Mags Downey Martin of Ballina Chamber of Commerce said it was “an epic, unbelievable, out of this world experience for Ballina”.
“I mean you can’t quantify it. You cannot say what it means for us,” she said.
A star-studded line-up of Irish musicians, including The Academic, The Chieftains and The Coronas, is set to entertain the crowd at St Muredach’s Cathedral on Friday.
Coronas’ frontman Danny O’Reilly told the BBC’s Good Morning Ulster programme that the band is “buzzing” to perform for another US president, having previously played for Barack Obama during his 2011 visit.
“We were literally just asked to get involved earlier this week and it’s been all go, a lot of security, a lot of planning,” he said.
“It’s a strange gig but it’s so exciting… the whole town is just buzzing for it, it’s definitely an event that we won’t forget.
“It’s one of those bucket list things you’re just happy to be involved in,” he added.
Mr O’Reilly added he understands the Mayo GAA (Gaelic Athletic Association) team and former Irish president Mary Robinson will also be taking to the stage.

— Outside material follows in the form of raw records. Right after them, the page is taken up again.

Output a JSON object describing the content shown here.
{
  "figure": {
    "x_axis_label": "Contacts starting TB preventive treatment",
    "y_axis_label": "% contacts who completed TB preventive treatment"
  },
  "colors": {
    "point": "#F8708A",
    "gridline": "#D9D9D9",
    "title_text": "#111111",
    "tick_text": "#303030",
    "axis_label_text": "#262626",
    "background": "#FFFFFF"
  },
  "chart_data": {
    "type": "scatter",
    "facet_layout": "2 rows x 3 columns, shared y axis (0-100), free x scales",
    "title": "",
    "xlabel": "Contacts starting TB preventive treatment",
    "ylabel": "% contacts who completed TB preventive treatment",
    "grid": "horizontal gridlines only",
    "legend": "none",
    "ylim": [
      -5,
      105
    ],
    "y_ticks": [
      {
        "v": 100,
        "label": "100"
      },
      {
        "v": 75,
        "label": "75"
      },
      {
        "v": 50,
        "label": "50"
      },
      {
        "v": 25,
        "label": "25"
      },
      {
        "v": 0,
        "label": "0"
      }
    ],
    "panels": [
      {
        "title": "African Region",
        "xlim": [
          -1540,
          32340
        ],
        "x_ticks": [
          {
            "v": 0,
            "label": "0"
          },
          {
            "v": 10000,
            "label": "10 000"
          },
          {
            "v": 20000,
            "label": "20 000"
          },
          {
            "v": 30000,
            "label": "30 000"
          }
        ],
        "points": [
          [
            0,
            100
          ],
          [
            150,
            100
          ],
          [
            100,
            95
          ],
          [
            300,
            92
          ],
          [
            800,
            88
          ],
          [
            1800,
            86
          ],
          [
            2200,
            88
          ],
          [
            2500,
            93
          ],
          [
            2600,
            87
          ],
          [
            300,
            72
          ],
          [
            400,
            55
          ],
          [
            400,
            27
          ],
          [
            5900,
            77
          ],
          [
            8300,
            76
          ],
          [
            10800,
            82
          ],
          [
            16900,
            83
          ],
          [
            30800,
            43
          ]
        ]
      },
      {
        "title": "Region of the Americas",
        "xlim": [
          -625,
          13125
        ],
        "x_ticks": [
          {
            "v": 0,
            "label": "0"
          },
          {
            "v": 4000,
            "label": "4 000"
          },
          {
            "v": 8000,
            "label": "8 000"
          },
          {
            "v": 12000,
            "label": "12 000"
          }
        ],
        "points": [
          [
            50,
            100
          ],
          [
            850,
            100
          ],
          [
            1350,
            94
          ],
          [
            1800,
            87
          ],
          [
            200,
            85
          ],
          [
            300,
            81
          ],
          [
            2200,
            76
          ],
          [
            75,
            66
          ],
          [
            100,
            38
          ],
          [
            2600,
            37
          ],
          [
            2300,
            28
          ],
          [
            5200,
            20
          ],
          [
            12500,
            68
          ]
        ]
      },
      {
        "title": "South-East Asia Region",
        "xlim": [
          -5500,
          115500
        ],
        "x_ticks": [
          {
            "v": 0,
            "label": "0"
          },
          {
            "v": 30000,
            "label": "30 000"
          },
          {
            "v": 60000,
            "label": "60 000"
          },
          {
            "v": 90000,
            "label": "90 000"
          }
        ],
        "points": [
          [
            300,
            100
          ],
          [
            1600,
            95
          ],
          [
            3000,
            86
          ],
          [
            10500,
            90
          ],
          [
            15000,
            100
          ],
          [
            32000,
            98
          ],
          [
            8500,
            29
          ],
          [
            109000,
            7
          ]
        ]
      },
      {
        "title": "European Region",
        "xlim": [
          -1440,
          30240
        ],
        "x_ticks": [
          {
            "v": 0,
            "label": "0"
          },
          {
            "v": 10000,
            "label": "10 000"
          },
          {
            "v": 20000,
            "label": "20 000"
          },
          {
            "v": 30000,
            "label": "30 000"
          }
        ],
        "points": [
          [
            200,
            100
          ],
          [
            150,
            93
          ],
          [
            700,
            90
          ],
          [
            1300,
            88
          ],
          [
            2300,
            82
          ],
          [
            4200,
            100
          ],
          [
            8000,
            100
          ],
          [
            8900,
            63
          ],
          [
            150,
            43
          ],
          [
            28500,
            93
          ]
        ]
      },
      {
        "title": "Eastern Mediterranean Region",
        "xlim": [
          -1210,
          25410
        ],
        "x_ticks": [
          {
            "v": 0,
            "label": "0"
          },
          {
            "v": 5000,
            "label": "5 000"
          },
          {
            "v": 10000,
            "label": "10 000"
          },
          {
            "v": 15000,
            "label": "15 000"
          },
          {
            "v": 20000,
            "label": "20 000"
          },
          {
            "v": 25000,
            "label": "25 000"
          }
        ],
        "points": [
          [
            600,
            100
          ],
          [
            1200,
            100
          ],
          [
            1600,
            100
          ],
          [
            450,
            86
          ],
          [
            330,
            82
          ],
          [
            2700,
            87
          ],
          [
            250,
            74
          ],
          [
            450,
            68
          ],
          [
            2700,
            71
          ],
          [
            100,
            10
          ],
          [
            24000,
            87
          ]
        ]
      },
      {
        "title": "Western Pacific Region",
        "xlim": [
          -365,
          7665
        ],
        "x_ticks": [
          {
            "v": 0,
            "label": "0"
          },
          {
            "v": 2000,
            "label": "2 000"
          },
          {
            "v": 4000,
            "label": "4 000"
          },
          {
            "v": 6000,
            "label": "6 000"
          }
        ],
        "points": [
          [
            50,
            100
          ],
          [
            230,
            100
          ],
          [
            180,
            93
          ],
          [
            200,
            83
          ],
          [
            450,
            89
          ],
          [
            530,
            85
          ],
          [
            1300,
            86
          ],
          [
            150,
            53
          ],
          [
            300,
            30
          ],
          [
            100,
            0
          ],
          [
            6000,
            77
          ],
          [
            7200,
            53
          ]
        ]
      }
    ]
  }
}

Gardai [Irish police] in County Mayo have announced a number of traffic restrictions surrounding the presidential visit.
There will be restrictions on the N17 between Charlestown and Claremorris and the N5 between Charlestown and Castlebar.
Access to Mayo University Hospital will be affected by traffic diversions.

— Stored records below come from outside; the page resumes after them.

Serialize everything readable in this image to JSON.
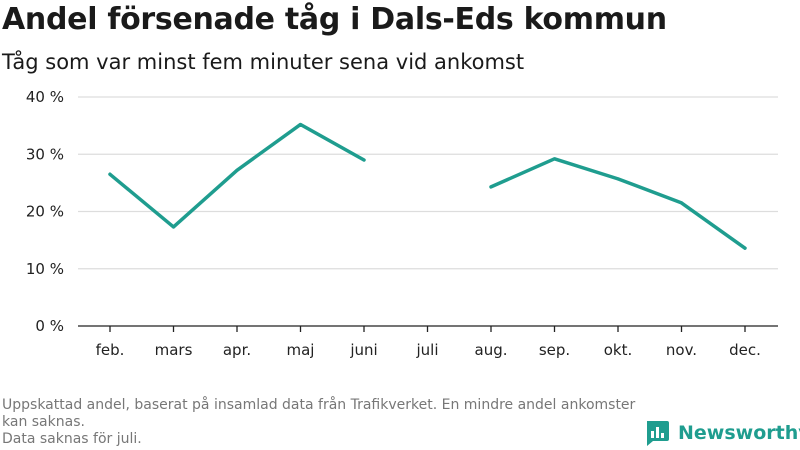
{
  "title": "Andel försenade tåg i Dals-Eds kommun",
  "subtitle": "Tåg som var minst fem minuter sena vid ankomst",
  "footnote": {
    "line1": "Uppskattad andel, baserat på insamlad data från Trafikverket. En mindre andel ankomster kan saknas.",
    "line2": "Data saknas för juli."
  },
  "logo": {
    "text": "Newsworthy",
    "icon": "bar-chart-bubble-icon"
  },
  "colors": {
    "line": "#1f9d8f",
    "grid": "#dddddd",
    "axis": "#222222",
    "footnote": "#777777"
  },
  "chart_data": {
    "type": "line",
    "title": "Andel försenade tåg i Dals-Eds kommun",
    "subtitle": "Tåg som var minst fem minuter sena vid ankomst",
    "categories": [
      "feb.",
      "mars",
      "apr.",
      "maj",
      "juni",
      "juli",
      "aug.",
      "sep.",
      "okt.",
      "nov.",
      "dec."
    ],
    "series": [
      {
        "values": [
          26.5,
          17.3,
          27.2,
          35.2,
          29.0,
          null,
          24.3,
          29.2,
          25.7,
          21.5,
          13.6
        ]
      }
    ],
    "yticks": [
      0,
      10,
      20,
      30,
      40
    ],
    "ytick_labels": [
      "0 %",
      "10 %",
      "20 %",
      "30 %",
      "40 %"
    ],
    "ylim": [
      0,
      40
    ],
    "grid": true,
    "legend": "none"
  }
}
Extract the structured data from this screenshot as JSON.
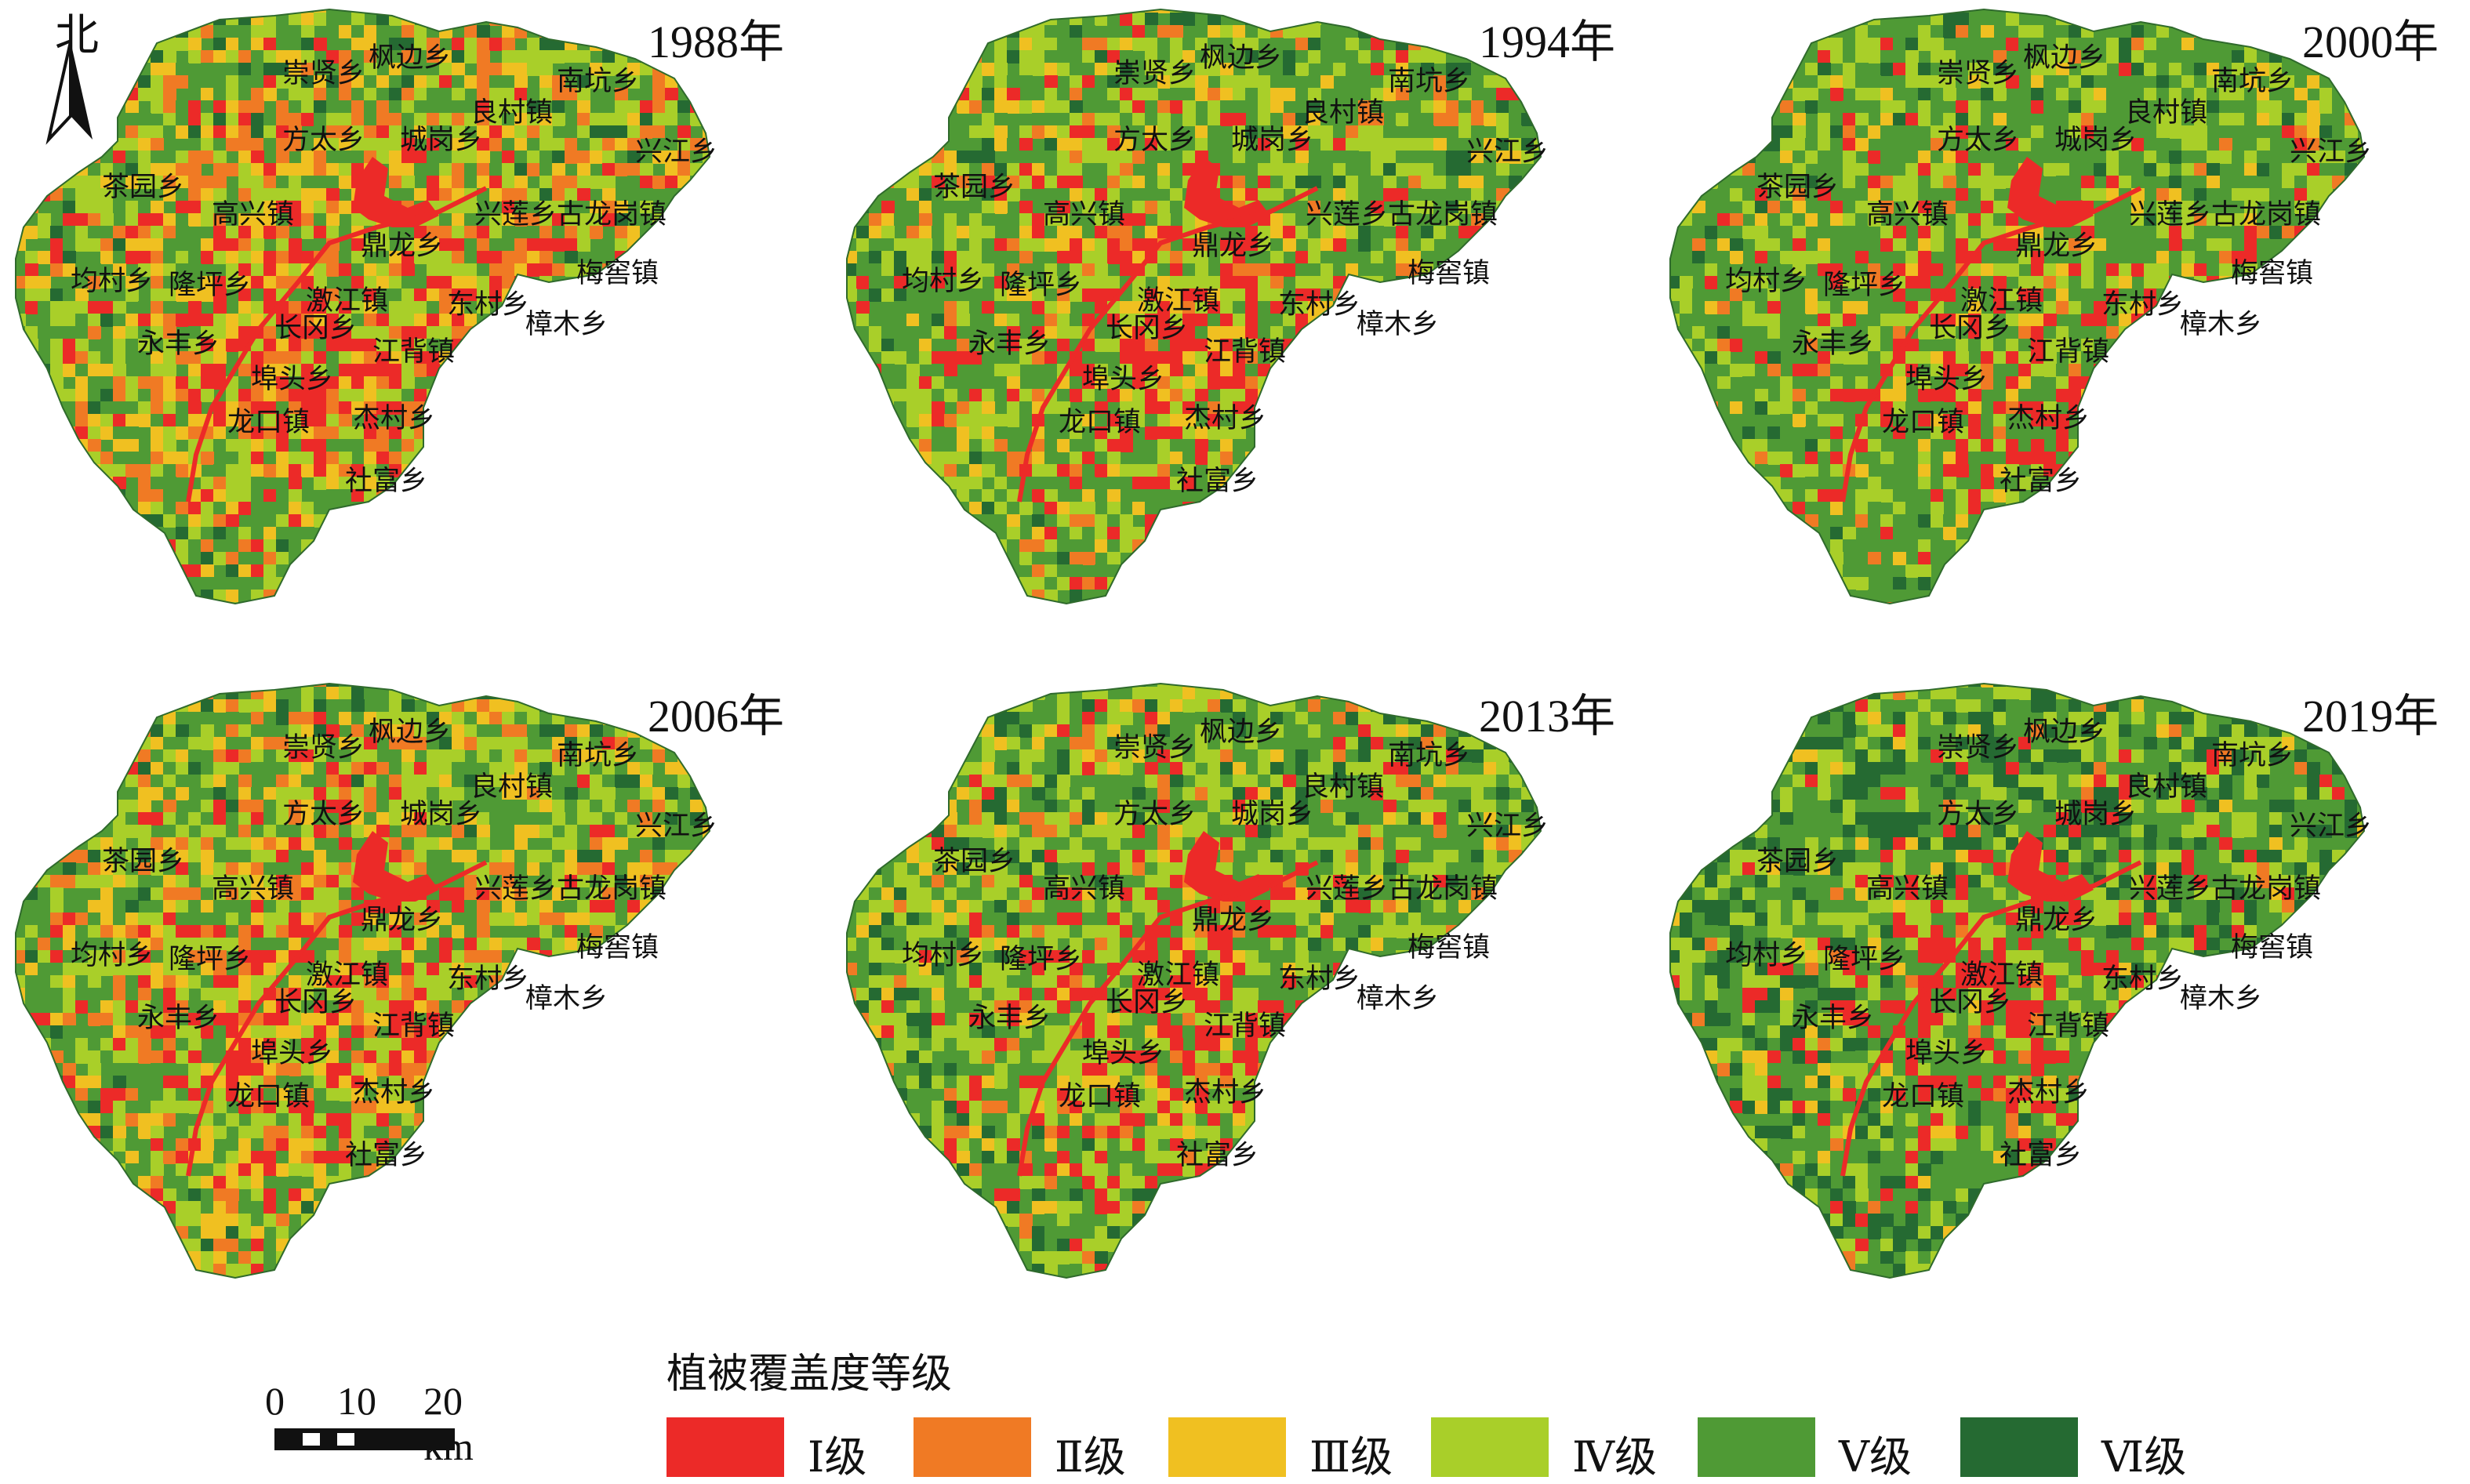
{
  "north_label": "北",
  "colors": {
    "I": "#ec2a28",
    "II": "#f07a24",
    "III": "#f0c021",
    "IV": "#a9cf29",
    "V": "#4f9a35",
    "VI": "#256a32"
  },
  "panels": [
    {
      "year": "1988年"
    },
    {
      "year": "1994年"
    },
    {
      "year": "2000年"
    },
    {
      "year": "2006年"
    },
    {
      "year": "2013年"
    },
    {
      "year": "2019年"
    }
  ],
  "towns": [
    "枫边乡",
    "崇贤乡",
    "南坑乡",
    "良村镇",
    "兴江乡",
    "方太乡",
    "城岗乡",
    "茶园乡",
    "高兴镇",
    "兴莲乡",
    "古龙岗镇",
    "鼎龙乡",
    "梅窖镇",
    "均村乡",
    "隆坪乡",
    "激江镇",
    "东村乡",
    "樟木乡",
    "永丰乡",
    "长冈乡",
    "江背镇",
    "埠头乡",
    "龙口镇",
    "杰村乡",
    "社富乡"
  ],
  "scalebar": {
    "ticks": [
      "0",
      "10",
      "20 km"
    ]
  },
  "legend": {
    "title": "植被覆盖度等级",
    "items": [
      {
        "label": "Ⅰ级",
        "color": "#ec2a28"
      },
      {
        "label": "Ⅱ级",
        "color": "#f07a24"
      },
      {
        "label": "Ⅲ级",
        "color": "#f0c021"
      },
      {
        "label": "Ⅳ级",
        "color": "#a9cf29"
      },
      {
        "label": "Ⅴ级",
        "color": "#4f9a35"
      },
      {
        "label": "Ⅵ级",
        "color": "#256a32"
      }
    ]
  }
}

In Ballina, from 10:00 on Friday until after the event in the town finishes, access will be restricted to local residents and business workers only.
On Thursday, President Biden declared he was home as he made an historic address to the Irish Parliament.
‘Working more closely’
In his speech to a joint sitting of the Oireachtas (both houses of the Irish parliament), he spoke of his pride in his Irish roots and support for the peace process in Northern Ireland.
He said the UK “should be working closer” with Ireland to support Northern Ireland.
On Friday, Tanaiste (deputy prime minister) Micheál Martin said he believed the remarks were an exhortation to everybody to work together.
“I think the context was clear from the president, he was speaking in the context of all of us,” Mr Martin said.
“He mentions the United States, the European Union, the United Kingdom and Ireland.”
Mr Martin also praised a speech the president gave in Belfast on Wednesday, saying it achieved the right balance and would help the political atmosphere in Northern Ireland.
“I think it will have served a purpose, in respect of that I have no doubt,” he said.
On Thursday President Biden met Irish President Michael D Higgins at his official residence Áras an Uachtaráin and then attended a state dinner at Dublin Castle.
He will return to America on Friday night.